10. The steering system of claim 9, wherein:

the strong electric field is at least 100 kV/m.

11. The steering system of claim 9, wherein:

the exhaust jet results from the oxidation or catalysis of a chemical fuel.

12. The steering system of claim 11, wherein:

where the chemical fuel includes one or more of liquid hydrogen, kerosene, liquid methane, hydrazine, and another hydrocarbon solid or liquid fuel.

13. The steering system of claim 9, wherein:

there are 2 pairs of electrodes lining the nozzle, each electrode of the two pairs being circumferentially offset by 90°.

14. The steering system of claim 9, wherein:

there are 3 pairs of electrodes lining the nozzle, each electrode of the two pairs being circumferentially offset by 60°.

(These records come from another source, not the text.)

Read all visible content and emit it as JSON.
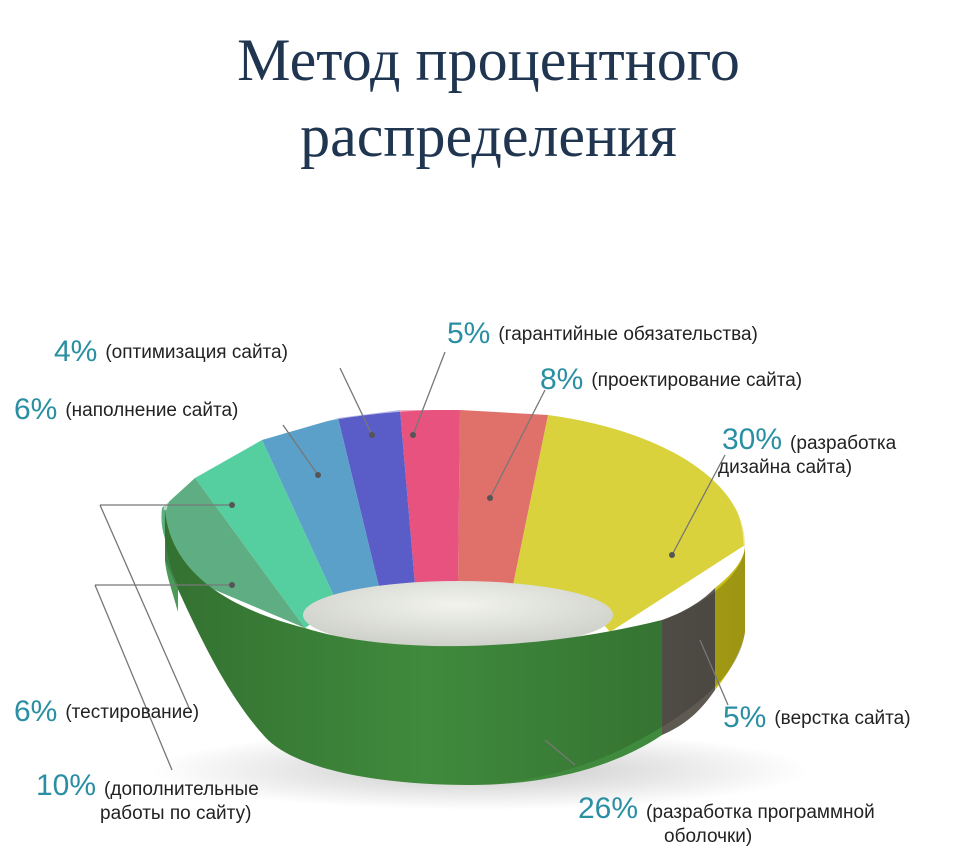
{
  "title": {
    "line1": "Метод процентного",
    "line2": "распределения"
  },
  "chart_data": {
    "type": "pie",
    "title": "Метод процентного распределения",
    "unit": "%",
    "slices": [
      {
        "key": "design",
        "value": 30,
        "pct": "30%",
        "label": "(разработка\nдизайна сайта)",
        "color": "#d9d23c"
      },
      {
        "key": "layout",
        "value": 5,
        "pct": "5%",
        "label": "(верстка сайта)",
        "color": "#5e5a52"
      },
      {
        "key": "program",
        "value": 26,
        "pct": "26%",
        "label": "(разработка программной\nоболочки)",
        "color": "#3f8a3c"
      },
      {
        "key": "extra",
        "value": 10,
        "pct": "10%",
        "label": "(дополнительные\nработы по сайту)",
        "color": "#4c9a58"
      },
      {
        "key": "testing",
        "value": 6,
        "pct": "6%",
        "label": "(тестирование)",
        "color": "#5fae83"
      },
      {
        "key": "content",
        "value": 6,
        "pct": "6%",
        "label": "(наполнение сайта)",
        "color": "#55cfa0"
      },
      {
        "key": "seo",
        "value": 4,
        "pct": "4%",
        "label": "(оптимизация сайта)",
        "color": "#5aa0c8"
      },
      {
        "key": "warranty",
        "value": 5,
        "pct": "5%",
        "label": "(гарантийные обязательства)",
        "color": "#5a5cc8"
      },
      {
        "key": "pink",
        "value": 8,
        "pct": "8%",
        "label": "(проектирование сайта)",
        "color": "#e8527e"
      }
    ],
    "colors": {
      "salmon": "#e0706a",
      "inner": "#e4e6df",
      "pct_text": "#2a8fa3",
      "leader": "#777777"
    }
  }
}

15. The steering system of claim 9, wherein:

the high-voltage DC supply is a low voltage supply driving a step-up DC converter.

16. A rocket propulsion system for steering a rocket using an electric field to vector a thrust of the propulsion system, the system comprising:

a chemical engine configured to oxidize or catalyze a propellant and produce an exhaust jet along a longitudinal jet axis and through an engine nozzle in a direction opposite the rocket thrust;

one or more pairs of parallel electrodes distributed circumferentially and along an electrode length of the nozzle, each pair arranged laterally for independently straddling the exhaust jet, the nozzle including a region beyond a nozzle exit;

a steering control configured to set a field intensity of the strong electric field proportional to a desired vectoring angle of the exhaust jet with respect to the longitudinal axis, the control also configured to weight among all of the one or more electrode pairs a pair voltage sent by the DC supply to each of the one or more electrode pairs, the weighting for steering the deflected exhaust to a desired azimuth; and

where positively charged particles in the exhaust jet are accelerated laterally toward a negatively charged side of the one or more electrode pairs by the electric field.

17. The steering system of claim 16, wherein:

where the nozzle region includes extending the one or more electrode pairs outward from the nozzle exit.

18. The steering system of claim 16, wherein:

the propellant is one of hydrogen, kerosene, methane, and another hydrocarbon fuel.

19. The steering system of claim 16, wherein:

where the propellant is hydrazine.

20. The steering system of claim 16, wherein:

where the lateral acceleration by the strong field generates a lateral force competitive with the longitudinal thrust according to a geometric tangent of the vectoring angle.